В тот же вечер Мадлен поместили в отдельную палату, а докторам Маньяба и Франсуа Горме суд предписал наблюдать за госпожой Гонсолен, чтобы удостовериться в ее помешательстве.
Дампьер, допрашивая Томаса Луара, задал ему такой вопрос:
— Вы знаете, в чем вас обвиняют?
— Да.
— Вы убили вашего бывшего хозяина, господина Гонсолена, вступив в сговор с пока еще неизвестным нам сообщником.

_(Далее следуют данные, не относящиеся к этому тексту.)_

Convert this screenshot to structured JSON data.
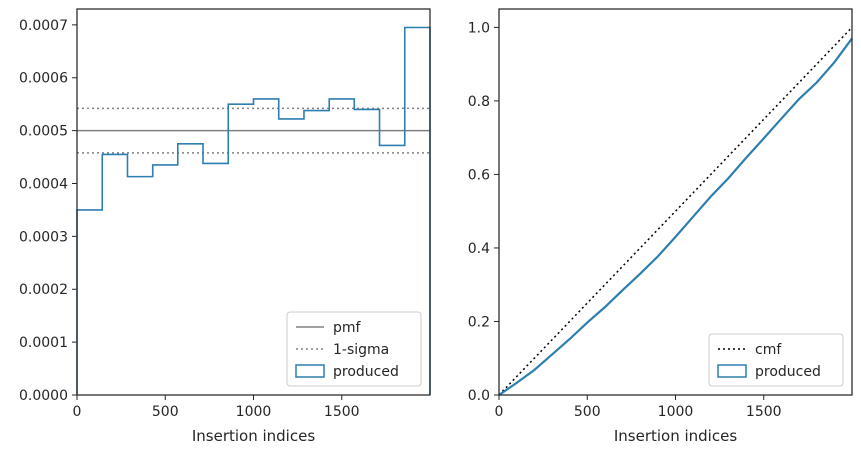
{
  "chart_data": [
    {
      "type": "line",
      "subtype": "step-histogram",
      "xlabel": "Insertion indices",
      "ylabel": "",
      "xlim": [
        0,
        2000
      ],
      "ylim": [
        0,
        0.00073
      ],
      "xticks": [
        0,
        500,
        1000,
        1500
      ],
      "xtick_labels": [
        "0",
        "500",
        "1000",
        "1500"
      ],
      "yticks": [
        0,
        0.0001,
        0.0002,
        0.0003,
        0.0004,
        0.0005,
        0.0006,
        0.0007
      ],
      "ytick_labels": [
        "0.0000",
        "0.0001",
        "0.0002",
        "0.0003",
        "0.0004",
        "0.0005",
        "0.0006",
        "0.0007"
      ],
      "bin_edges": [
        0,
        143,
        286,
        429,
        571,
        714,
        857,
        1000,
        1143,
        1286,
        1429,
        1571,
        1714,
        1857,
        2000
      ],
      "series": [
        {
          "name": "produced",
          "values": [
            0.00035,
            0.000455,
            0.000413,
            0.000435,
            0.000475,
            0.000438,
            0.00055,
            0.00056,
            0.000522,
            0.000538,
            0.00056,
            0.00054,
            0.000472,
            0.000695
          ],
          "color": "#2e7eb0"
        }
      ],
      "hlines": [
        {
          "name": "pmf",
          "y": 0.0005,
          "style": "solid",
          "color": "#808080"
        },
        {
          "name": "1-sigma",
          "y": 0.000542,
          "style": "dotted",
          "color": "#808080"
        },
        {
          "name": "1-sigma",
          "y": 0.000458,
          "style": "dotted",
          "color": "#808080"
        }
      ],
      "legend": {
        "position": "lower right",
        "entries": [
          "pmf",
          "1-sigma",
          "produced"
        ]
      },
      "grid": false
    },
    {
      "type": "line",
      "xlabel": "Insertion indices",
      "ylabel": "",
      "xlim": [
        0,
        2000
      ],
      "ylim": [
        0,
        1.05
      ],
      "xticks": [
        0,
        500,
        1000,
        1500
      ],
      "xtick_labels": [
        "0",
        "500",
        "1000",
        "1500"
      ],
      "yticks": [
        0,
        0.2,
        0.4,
        0.6,
        0.8,
        1.0
      ],
      "ytick_labels": [
        "0.0",
        "0.2",
        "0.4",
        "0.6",
        "0.8",
        "1.0"
      ],
      "series": [
        {
          "name": "cmf",
          "x": [
            0,
            2000
          ],
          "y": [
            0,
            1.0
          ],
          "style": "dotted",
          "color": "#000000"
        },
        {
          "name": "produced",
          "x": [
            0,
            100,
            200,
            300,
            400,
            500,
            600,
            700,
            800,
            900,
            1000,
            1100,
            1200,
            1300,
            1400,
            1500,
            1600,
            1700,
            1800,
            1900,
            2000
          ],
          "y": [
            0,
            0.033,
            0.068,
            0.11,
            0.152,
            0.197,
            0.239,
            0.285,
            0.33,
            0.377,
            0.43,
            0.485,
            0.54,
            0.59,
            0.645,
            0.698,
            0.752,
            0.805,
            0.85,
            0.905,
            0.97
          ],
          "style": "solid",
          "color": "#2e7eb0"
        }
      ],
      "legend": {
        "position": "lower right",
        "entries": [
          "cmf",
          "produced"
        ]
      },
      "grid": false
    }
  ]
}
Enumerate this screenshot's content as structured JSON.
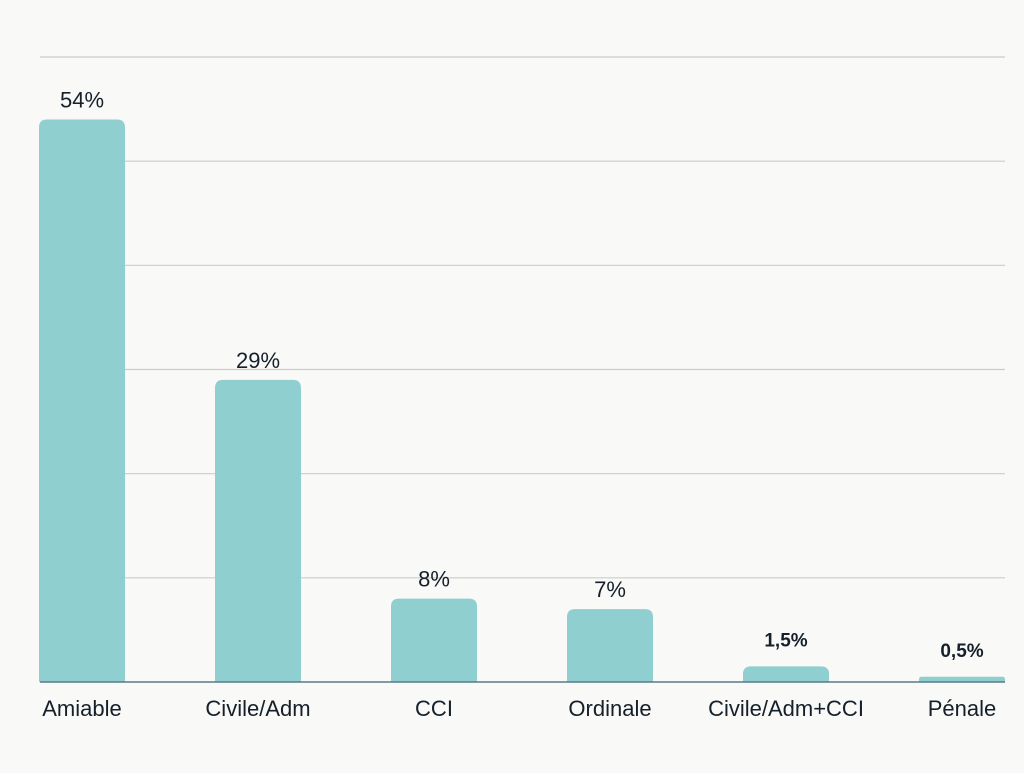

Томас, не теряя самообладания, пристально смотрел на Дампьера, который также не спускал с него глаз.
— Я допросил крестьян из Бушу. Они заявляют, что видели вас в парке за час до преступления.
— Это правда.
— Что привело вас в это место в такой поздний час?
— Я возвращался домой.
— Это невозможно, потому что во время совершения убийства вы находились в саду господина Гонсолена. Потом вы кинулись бежать, но сбили с ног лесничего Гиде, который и выстрелил в вас.
Луар не отвечал.
— Вам нечего возразить на это, ведь пуля пробила рукав вашего плаща. Что вы мне на это скажете?
— Ничего.
— Я не могу принять такой ответ. Вы признаетесь в том, что в ту минуту, когда был убит господин Гонсолен, вы находились в саду?
— Да, я там был.
— Но при этом не считаете себя виновным в совершении преступления?